Dans les rues du New York des années 80. Photo Andrejs Srokins
La sexualité un peu débridée du personnage pousse sa petite amie, à New York, à faire le mannequin très dévêtu. Les scènes new-yorkaises, qui s’étalent sur plus d’une décennie et sont d’ailleurs repérées par des titres, sortes de cartons intégrés à l’image, interrogent la ville des années sales, 70 et 80, où des grappes de sans-abris vivent sur les trottoirs. Sur la musique de Lou Reed, évidemment, le Wild Side of the Street. Limonov y développe une sorte d’éloge de la misère, glorifie tous ces paumés, va même jusqu’à des rencontres sexuelles avec eux. Impressionnant décor que celui des rues de la grosse pomme. D’ailleurs le réalisateur l’intègre au récit. Dans une séquence éblouissante d’énergie et de trouvailles visuelles, Limonov déchire des toiles écran, sort du décor et s’enfuit alors que l’image saisit l’envers du décor.
Chez un éditeur. Photo Alexey Fokin
Car il y a beaucoup de distanciation par rapport à l’image, travaillée parfois avec des graphismes ou une intervention informatique. Le résultat visuel est tout à fait original, et fait tout l’intérêt du film. Les gros plans insistés, les détails qui compliquent l’image (breloques, petits miroirs, vitrines) contrastent avec la rudesse des séquences soviétiques, lorsque Limonov, de retour dans son pays, va faire des conférences-signatures de ses multiples livres dans les usines. Ces contrastes appuient l’impression d’une vaste saga avec de nombreux épisodes.
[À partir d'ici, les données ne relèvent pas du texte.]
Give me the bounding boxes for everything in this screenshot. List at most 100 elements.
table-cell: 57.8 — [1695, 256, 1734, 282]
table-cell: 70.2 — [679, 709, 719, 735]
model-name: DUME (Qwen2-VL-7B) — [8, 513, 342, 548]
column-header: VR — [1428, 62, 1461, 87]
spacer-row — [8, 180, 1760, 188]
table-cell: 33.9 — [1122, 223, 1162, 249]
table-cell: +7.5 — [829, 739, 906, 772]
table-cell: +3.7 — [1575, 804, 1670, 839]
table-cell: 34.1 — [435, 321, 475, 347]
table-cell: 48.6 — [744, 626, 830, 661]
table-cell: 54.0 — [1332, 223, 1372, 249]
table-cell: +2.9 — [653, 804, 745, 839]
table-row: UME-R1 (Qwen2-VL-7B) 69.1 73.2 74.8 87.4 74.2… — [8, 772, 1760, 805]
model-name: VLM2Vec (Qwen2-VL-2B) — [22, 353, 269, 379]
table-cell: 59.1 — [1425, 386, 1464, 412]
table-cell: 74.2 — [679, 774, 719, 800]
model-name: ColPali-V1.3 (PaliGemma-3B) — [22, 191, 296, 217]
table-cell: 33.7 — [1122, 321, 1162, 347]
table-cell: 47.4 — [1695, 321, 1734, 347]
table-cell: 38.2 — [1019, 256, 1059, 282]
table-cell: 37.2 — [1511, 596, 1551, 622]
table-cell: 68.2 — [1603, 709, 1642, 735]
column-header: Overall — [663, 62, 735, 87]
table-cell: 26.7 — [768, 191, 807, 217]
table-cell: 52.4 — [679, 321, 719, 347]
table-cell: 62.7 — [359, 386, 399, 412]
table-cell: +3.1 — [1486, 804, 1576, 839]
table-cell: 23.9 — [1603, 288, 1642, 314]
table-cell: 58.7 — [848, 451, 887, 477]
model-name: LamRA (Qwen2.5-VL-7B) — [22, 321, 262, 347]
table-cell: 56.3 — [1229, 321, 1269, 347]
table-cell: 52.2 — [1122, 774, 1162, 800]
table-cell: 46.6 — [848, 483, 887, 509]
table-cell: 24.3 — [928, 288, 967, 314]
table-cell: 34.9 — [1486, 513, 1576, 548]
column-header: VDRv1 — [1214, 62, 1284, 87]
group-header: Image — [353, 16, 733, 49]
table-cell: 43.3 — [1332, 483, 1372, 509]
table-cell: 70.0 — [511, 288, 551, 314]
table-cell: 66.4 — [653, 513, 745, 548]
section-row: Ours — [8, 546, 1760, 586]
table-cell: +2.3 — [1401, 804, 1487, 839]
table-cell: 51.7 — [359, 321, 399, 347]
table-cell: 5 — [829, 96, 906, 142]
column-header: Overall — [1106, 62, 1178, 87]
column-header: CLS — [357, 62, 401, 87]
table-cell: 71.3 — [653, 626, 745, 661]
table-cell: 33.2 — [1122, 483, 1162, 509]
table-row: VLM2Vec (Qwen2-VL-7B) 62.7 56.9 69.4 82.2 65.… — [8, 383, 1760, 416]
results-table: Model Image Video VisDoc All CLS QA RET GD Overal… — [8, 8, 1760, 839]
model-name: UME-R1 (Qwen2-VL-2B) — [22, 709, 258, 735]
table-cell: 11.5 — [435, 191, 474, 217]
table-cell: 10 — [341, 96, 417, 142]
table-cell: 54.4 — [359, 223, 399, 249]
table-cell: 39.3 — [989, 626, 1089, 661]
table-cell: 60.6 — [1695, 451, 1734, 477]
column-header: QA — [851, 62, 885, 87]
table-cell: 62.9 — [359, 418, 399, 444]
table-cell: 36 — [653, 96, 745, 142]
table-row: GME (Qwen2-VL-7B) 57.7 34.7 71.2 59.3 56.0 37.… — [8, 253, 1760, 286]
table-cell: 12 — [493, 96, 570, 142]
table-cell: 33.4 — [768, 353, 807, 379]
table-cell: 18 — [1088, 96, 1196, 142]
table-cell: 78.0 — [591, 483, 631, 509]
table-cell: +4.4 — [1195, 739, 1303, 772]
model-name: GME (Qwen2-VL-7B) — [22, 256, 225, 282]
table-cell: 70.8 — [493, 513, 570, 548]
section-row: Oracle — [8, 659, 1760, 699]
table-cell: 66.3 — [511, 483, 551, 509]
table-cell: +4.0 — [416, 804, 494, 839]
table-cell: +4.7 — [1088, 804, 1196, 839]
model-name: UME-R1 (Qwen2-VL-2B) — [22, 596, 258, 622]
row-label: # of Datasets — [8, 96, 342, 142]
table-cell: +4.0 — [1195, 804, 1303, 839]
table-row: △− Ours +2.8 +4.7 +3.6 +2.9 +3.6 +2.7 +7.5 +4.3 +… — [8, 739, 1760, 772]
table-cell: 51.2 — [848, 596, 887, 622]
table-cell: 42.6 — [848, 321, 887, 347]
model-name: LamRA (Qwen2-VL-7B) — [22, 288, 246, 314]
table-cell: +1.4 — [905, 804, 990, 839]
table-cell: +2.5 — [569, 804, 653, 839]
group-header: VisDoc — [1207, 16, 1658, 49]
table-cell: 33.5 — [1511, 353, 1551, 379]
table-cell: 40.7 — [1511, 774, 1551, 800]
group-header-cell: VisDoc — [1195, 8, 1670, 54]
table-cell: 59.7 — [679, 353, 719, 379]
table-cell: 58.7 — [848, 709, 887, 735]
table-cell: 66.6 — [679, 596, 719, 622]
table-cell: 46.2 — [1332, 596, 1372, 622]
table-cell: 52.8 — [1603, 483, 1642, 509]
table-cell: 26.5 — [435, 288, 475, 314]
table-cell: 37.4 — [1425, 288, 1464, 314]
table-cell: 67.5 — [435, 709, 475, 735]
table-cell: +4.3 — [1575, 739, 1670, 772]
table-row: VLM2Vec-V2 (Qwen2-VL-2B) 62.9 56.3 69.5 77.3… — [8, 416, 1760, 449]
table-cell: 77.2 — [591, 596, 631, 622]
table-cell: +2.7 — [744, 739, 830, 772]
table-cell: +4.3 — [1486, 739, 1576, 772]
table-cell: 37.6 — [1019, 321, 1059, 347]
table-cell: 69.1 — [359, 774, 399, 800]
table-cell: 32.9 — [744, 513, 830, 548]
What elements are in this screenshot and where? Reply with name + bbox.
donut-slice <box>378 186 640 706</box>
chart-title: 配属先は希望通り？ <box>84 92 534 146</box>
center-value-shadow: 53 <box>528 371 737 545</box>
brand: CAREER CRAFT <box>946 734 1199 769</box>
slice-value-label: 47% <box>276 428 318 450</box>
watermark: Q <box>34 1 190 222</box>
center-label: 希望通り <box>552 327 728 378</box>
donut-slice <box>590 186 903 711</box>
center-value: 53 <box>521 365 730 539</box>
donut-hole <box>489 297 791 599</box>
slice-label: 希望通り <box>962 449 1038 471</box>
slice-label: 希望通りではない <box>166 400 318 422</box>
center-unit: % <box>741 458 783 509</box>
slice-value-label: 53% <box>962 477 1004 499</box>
Folie sur les toits de New York. Photo Andrejs Strokins
Pour incarner ce personnage hors norme, Serebrennikov a choisi un acteur anglais incroyable, déjà vu chez Todd Haynes (I’m not there) ou Jane Campion (Bright Star), Ben Whishaw. Il accentue sa ressemblance physique avec son modèle, mais surtout fait passer cette folie très russe d’aller jusqu’au bout de l’alcool, de la fête, de la chute aussi, de la provocation. La scène dans le studio de radio, avec Sandrine Bonnaire en intervieweuse, qui finit très mal, le montre largement alcoolisé, tel Charles Bukowski, faire un esclandre et quitter le studio. Ben Whishaw a construit son apparence et s’y tient, ce qui permet de le suivre dans cette épopée parfois un peu bouillonnante. Comme un gamin à la moue frondeuse, il fait passer ce personnage complexe qui frise constamment la folie avec brio, malgré un cabotinage jamais très loin.
Le film entier est sur le même fil, à la limite du surfait constant, de l’accumulation d’audaces, de provocations visuelles finalement superficielles. Avoir utilisé l’anglais constamment est très gênant. Mais ce travail se présente vraiment comme une production américaine. Le cinéaste, qui comme son personnage est retourné en Russie après l’avoir quittée, se glisse dans la rage de Limonov pour lui aussi taper un peu sur tout ce qui bouge. Brillant mais pas vraiment convaincant.